We've gotten into a pattern around this house. It sounds something like this. Note that "her" pretty much refers to any member of the family that isn't me:
Her: Dad! Spider!
Me: Yeah? So?
Her: Kill it!
Me: You kill it!
Her: Uh uh. That's your job. I'm not going near no scary spider nuh uh.
(dad begrudgingly gets up from couch, squishes spider, and returns to couch)
Her: Did you wash your hands?
Me: Why would I do that? I used a tissue to squish it.
Her: You HAVE to wash your hands! Please dad, for god's sake, you're touching the couch after squishing an ooky spider!
Me: You don't seem to have a problem lying right where Daisy spent the last hour licking her own crotch.
Me: Sigh...fine....if it will make you go away....
Basically, any time I hear someone in the house yell something that starts with "Dad!", I immediately cringe, realizing it means more work for me.
I started giving this a little thought and, frankly, I'm doing my children a great disservice by taking care of many of the tasks around the house that they
So, I've decided it's time for a little survival boot camp.
After a modicum of consideration and perhaps a Sam Adams or two, I've come up with a list of practical, everyday tasks that Things #1 and #2 need to learn if they are ever to avoid that wolverine attack. Here's what I've come up with so far. Please feel free to suggest others.
- How to run the lawn mower without losing a toe
- How to use the leaf blower AND get the leaves to successfully form a pile
- How to run the dishwasher. Wait - how to LOAD and run the dishwasher. There's an art to it properly, so you don't end up with bowls full of water and that one fork with the rice stuck in it, after all.
- How to push that little red button on the GFCI outlet after attempting to run the hair dryer at the same time as the hair straightener and tripping the breaker.

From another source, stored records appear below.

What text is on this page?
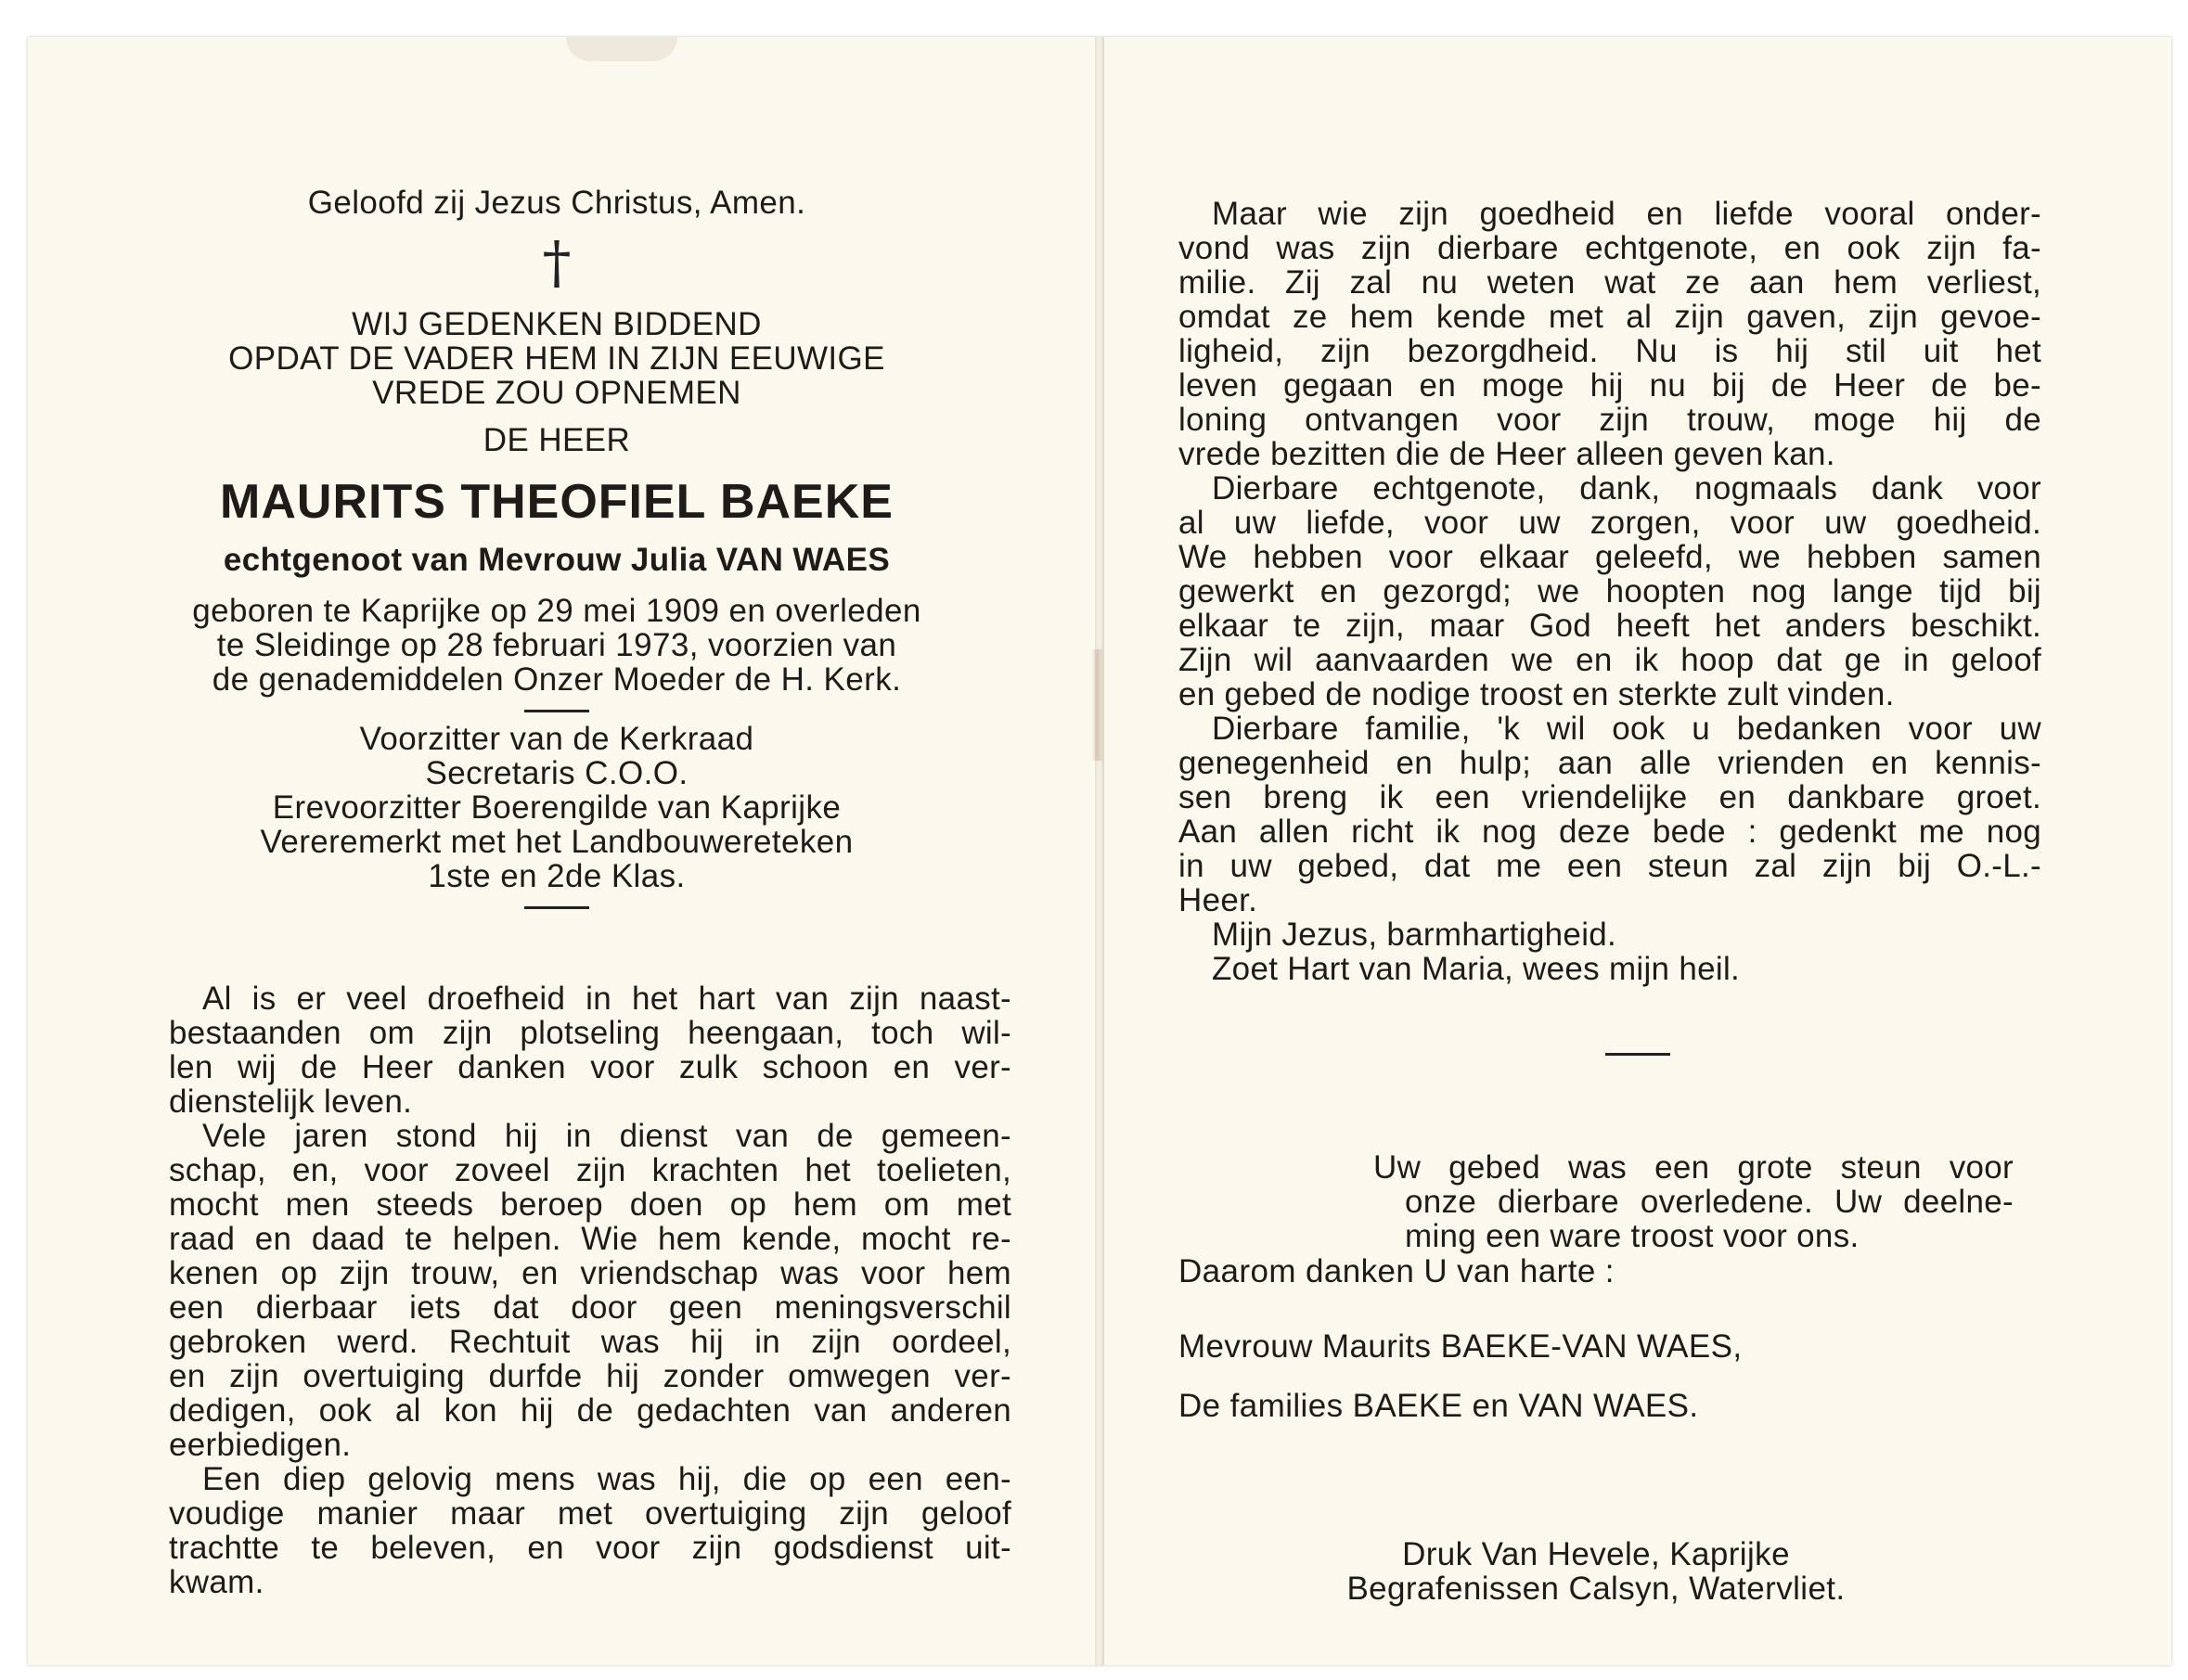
Geloofd zij Jezus Christus, Amen.
†
WIJ GEDENKEN BIDDEND
OPDAT DE VADER HEM IN ZIJN EEUWIGE
VREDE ZOU OPNEMEN
DE HEER
MAURITS THEOFIEL BAEKE
echtgenoot van Mevrouw Julia VAN WAES
geboren te Kaprijke op 29 mei 1909 en overleden
te Sleidinge op 28 februari 1973, voorzien van
de genademiddelen Onzer Moeder de H. Kerk.
Voorzitter van de Kerkraad
Secretaris C.O.O.
Erevoorzitter Boerengilde van Kaprijke
Vereremerkt met het Landbouwereteken
1ste en 2de Klas.
Al is er veel droefheid in het hart van zijn naast-
bestaanden om zijn plotseling heengaan, toch wil-
len wij de Heer danken voor zulk schoon en ver-
dienstelijk leven.
Vele jaren stond hij in dienst van de gemeen-
schap, en, voor zoveel zijn krachten het toelieten,
mocht men steeds beroep doen op hem om met
raad en daad te helpen. Wie hem kende, mocht re-
kenen op zijn trouw, en vriendschap was voor hem
een dierbaar iets dat door geen meningsverschil
gebroken werd. Rechtuit was hij in zijn oordeel,
en zijn overtuiging durfde hij zonder omwegen ver-
dedigen, ook al kon hij de gedachten van anderen
eerbiedigen.
Een diep gelovig mens was hij, die op een een-
voudige manier maar met overtuiging zijn geloof
trachtte te beleven, en voor zijn godsdienst uit-
kwam.
Maar wie zijn goedheid en liefde vooral onder-
vond was zijn dierbare echtgenote, en ook zijn fa-
milie. Zij zal nu weten wat ze aan hem verliest,
omdat ze hem kende met al zijn gaven, zijn gevoe-
ligheid, zijn bezorgdheid. Nu is hij stil uit het
leven gegaan en moge hij nu bij de Heer de be-
loning ontvangen voor zijn trouw, moge hij de
vrede bezitten die de Heer alleen geven kan.
Dierbare echtgenote, dank, nogmaals dank voor
al uw liefde, voor uw zorgen, voor uw goedheid.
We hebben voor elkaar geleefd, we hebben samen
gewerkt en gezorgd; we hoopten nog lange tijd bij
elkaar te zijn, maar God heeft het anders beschikt.
Zijn wil aanvaarden we en ik hoop dat ge in geloof
en gebed de nodige troost en sterkte zult vinden.
Dierbare familie, 'k wil ook u bedanken voor uw
genegenheid en hulp; aan alle vrienden en kennis-
sen breng ik een vriendelijke en dankbare groet.
Aan allen richt ik nog deze bede : gedenkt me nog
in uw gebed, dat me een steun zal zijn bij O.-L.-
Heer.
Mijn Jezus, barmhartigheid.
Zoet Hart van Maria, wees mijn heil.
Uw gebed was een grote steun voor
onze dierbare overledene. Uw deelne-
ming een ware troost voor ons.
Daarom danken U van harte :
Mevrouw Maurits BAEKE-VAN WAES,
De families BAEKE en VAN WAES.
Druk Van Hevele, Kaprijke
Begrafenissen Calsyn, Watervliet.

- How to stop the toilet from overflowing
- How to use the plunger on a clogged toilet
- How to clean the plunger after use
- How to use a shovel
- How to sweep the floor and not make it look worse than when you started
- How to get dad another Sam Adams. Wait - how to get a Sam Adams AND pop the top
- How to light the gas stove without blowing up the house.
- How to turn off the gas stove so as not to blow up the house
- How to call the fire department after you've blown up the house
- How to use the vacuum cleaner
- How to unclog the hair from the vacuum cleaner
- How to unclog the hair from the drain
- How to untangle the hair from the ceiling fan (don't ask...it's a thing)
- How to clean that backside of the hairdryer, where all the dust collects
- Yeah, there's issues with hair around this place.
- How hanging a 5 lb. picture on a wall should involve a nail, not an entire roll of scotch tape.
- How to hammer a nail
- How to change a light bulb
- How to close the freaking door behind you, what do you live in a barn?
- How to put the vegetable drawer back on it's track in the fridge after you've pulled it out too far, rather than just jamming it in there with the refrigerator door half closed.
- How to read an error message on the computer screen and remember what it said just before the computer ignited, rather than just telling me, "dad, something's wrong with the computer".
- How to squish your own damned spider.
It seems I have a lot of work ahead of me. I'd better get another beer first.